Length of Loan Terms
Loans shall be provided for periods not exceeding 30 years, except for deferred payment loans or loans that extend beyond 30 years which continue to serve eligible persons.
Maximum Sales Price
The maximum sales price or value per unit and the maximum award per unit for eligible housing benefiting from awards made pursuant to this section must be established in the local housing assistance plan.
Reporting to State
Each county or eligible municipality shall submit to the corporation by September 15 of each year a report of its affordable housing programs and accomplishments through June 30 immediately preceding submittal of the report. The report shall be certified as accurate and complete by the local government’s chief elected official or his or her designee.
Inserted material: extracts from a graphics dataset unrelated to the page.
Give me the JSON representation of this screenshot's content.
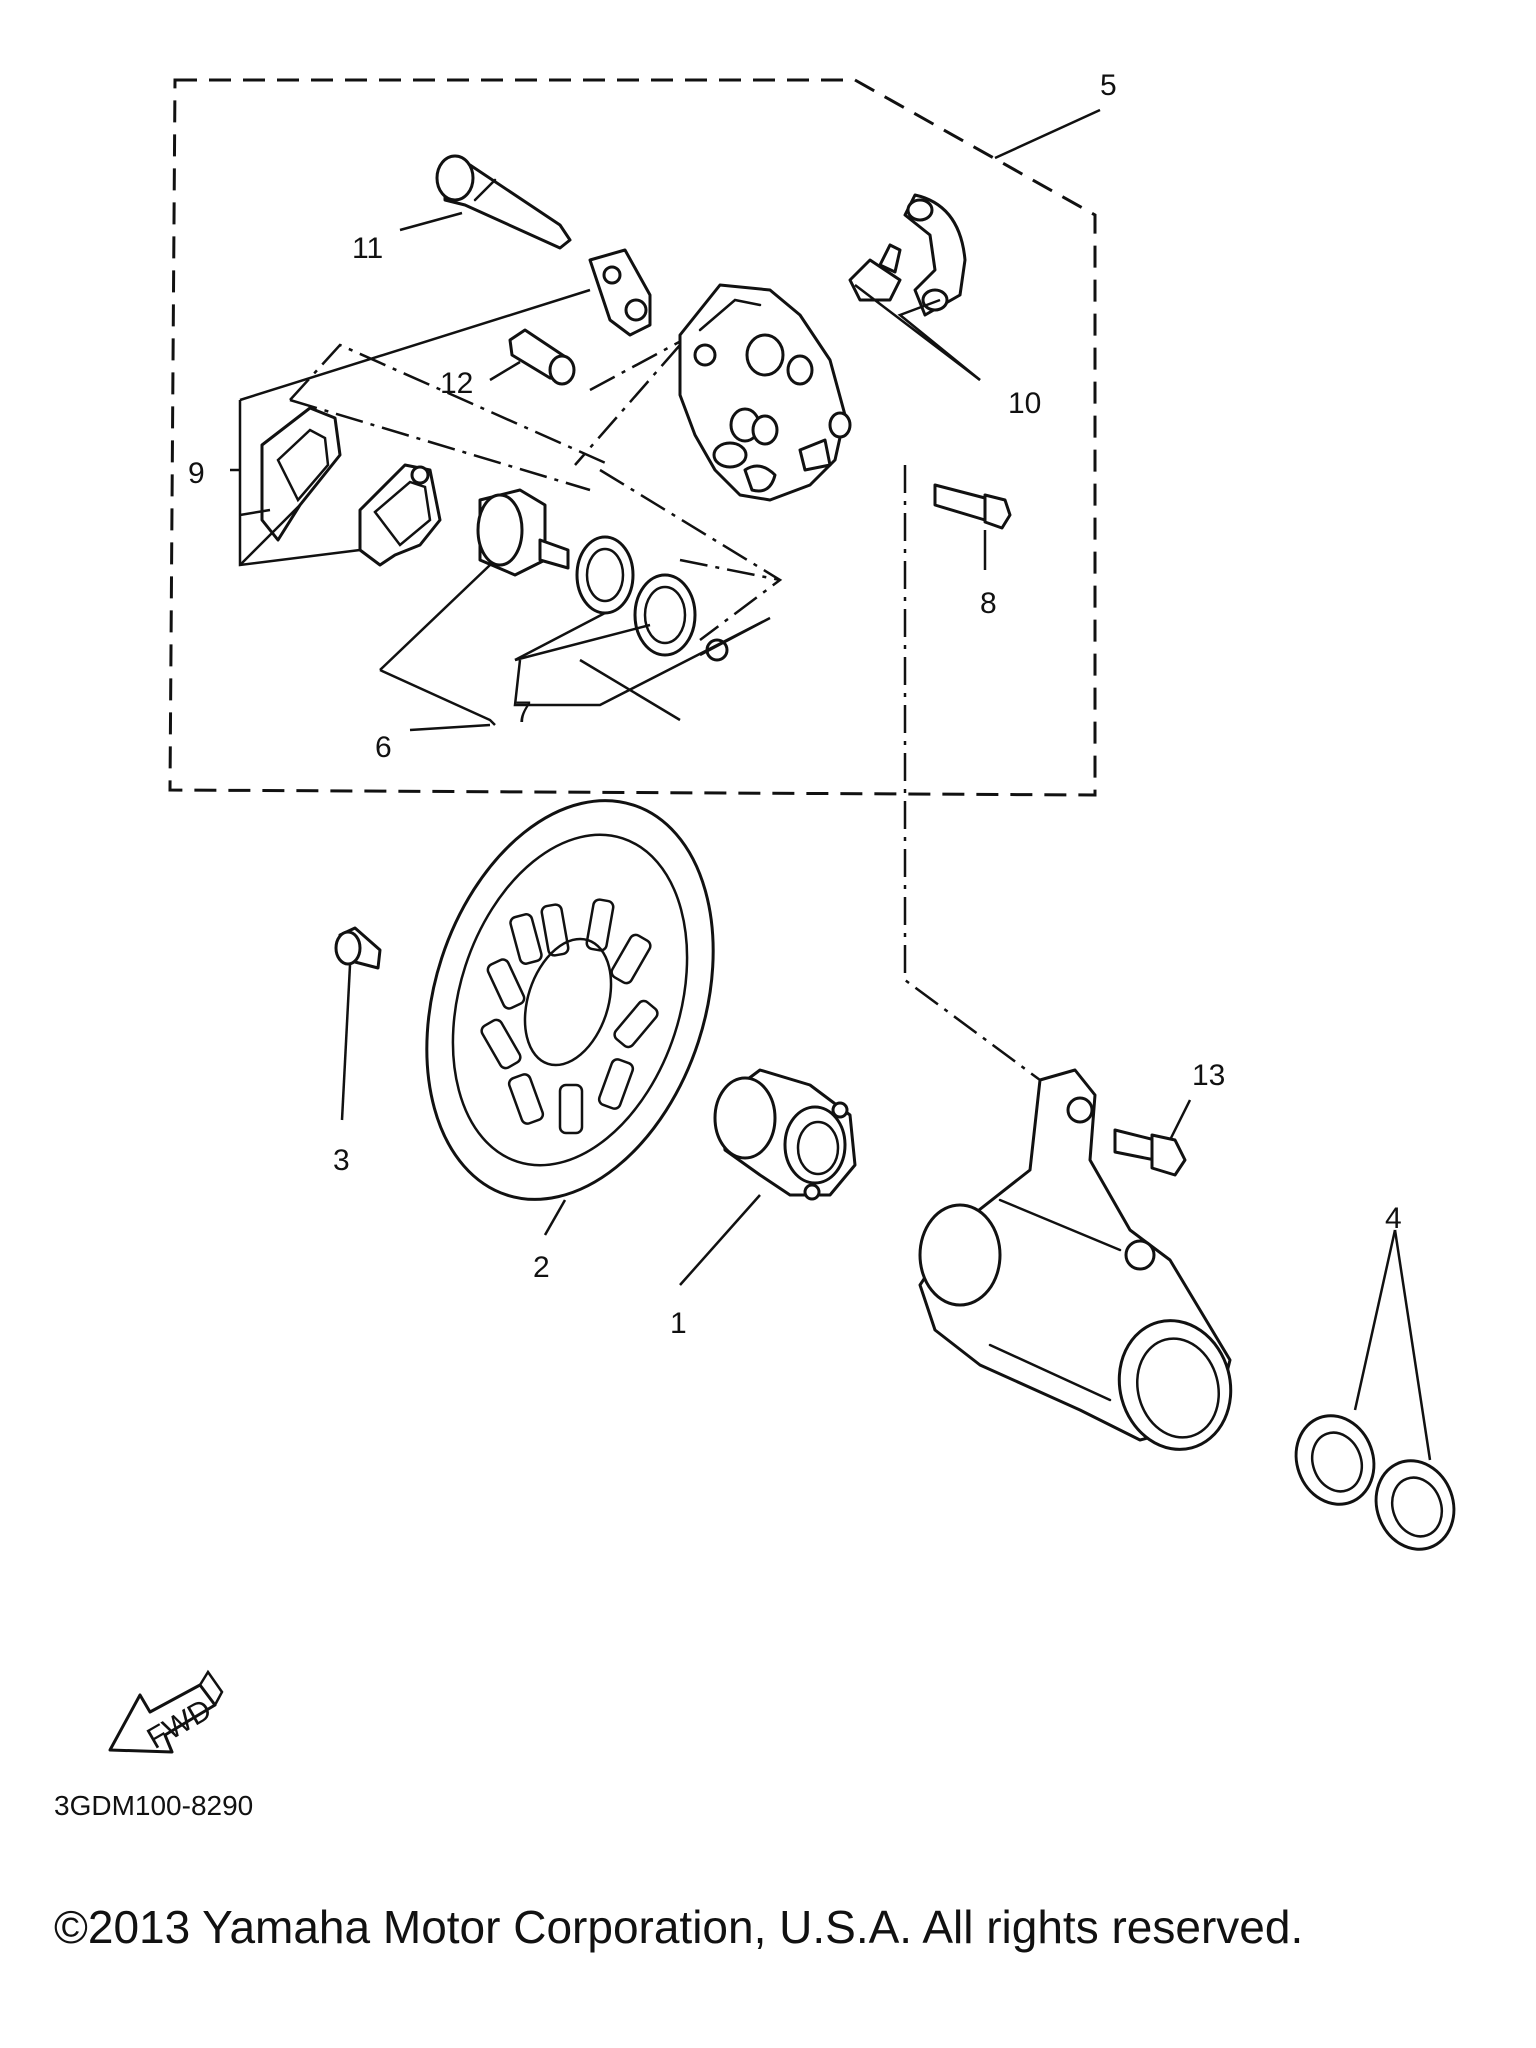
{
  "callouts": {
    "c1": "1",
    "c2": "2",
    "c3": "3",
    "c4": "4",
    "c5": "5",
    "c6": "6",
    "c7": "7",
    "c8": "8",
    "c9": "9",
    "c10": "10",
    "c11": "11",
    "c12": "12",
    "c13": "13"
  },
  "fwd_label": "FWD",
  "diagram_code": "3GDM100-8290",
  "copyright": "©2013 Yamaha Motor Corporation, U.S.A. All rights reserved."
}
Transmittal of the annual report by a county’s or eligible municipality’s chief elected official, or his or her designee, certifies that the local housing incentive strategies, or, if applicable, the local housing incentive plan, have been implemented or are in the process of being implemented pursuant to the adopted schedule for implementation. The report must include, but is not limited to: (a) The number of households served by income category, age, family size, and race, and data regarding any special needs populations such as farmworkers, homeless persons, persons with disabilities, and the elderly. Counties shall report this information separately for households served in the unincorporated area and each municipality within the county.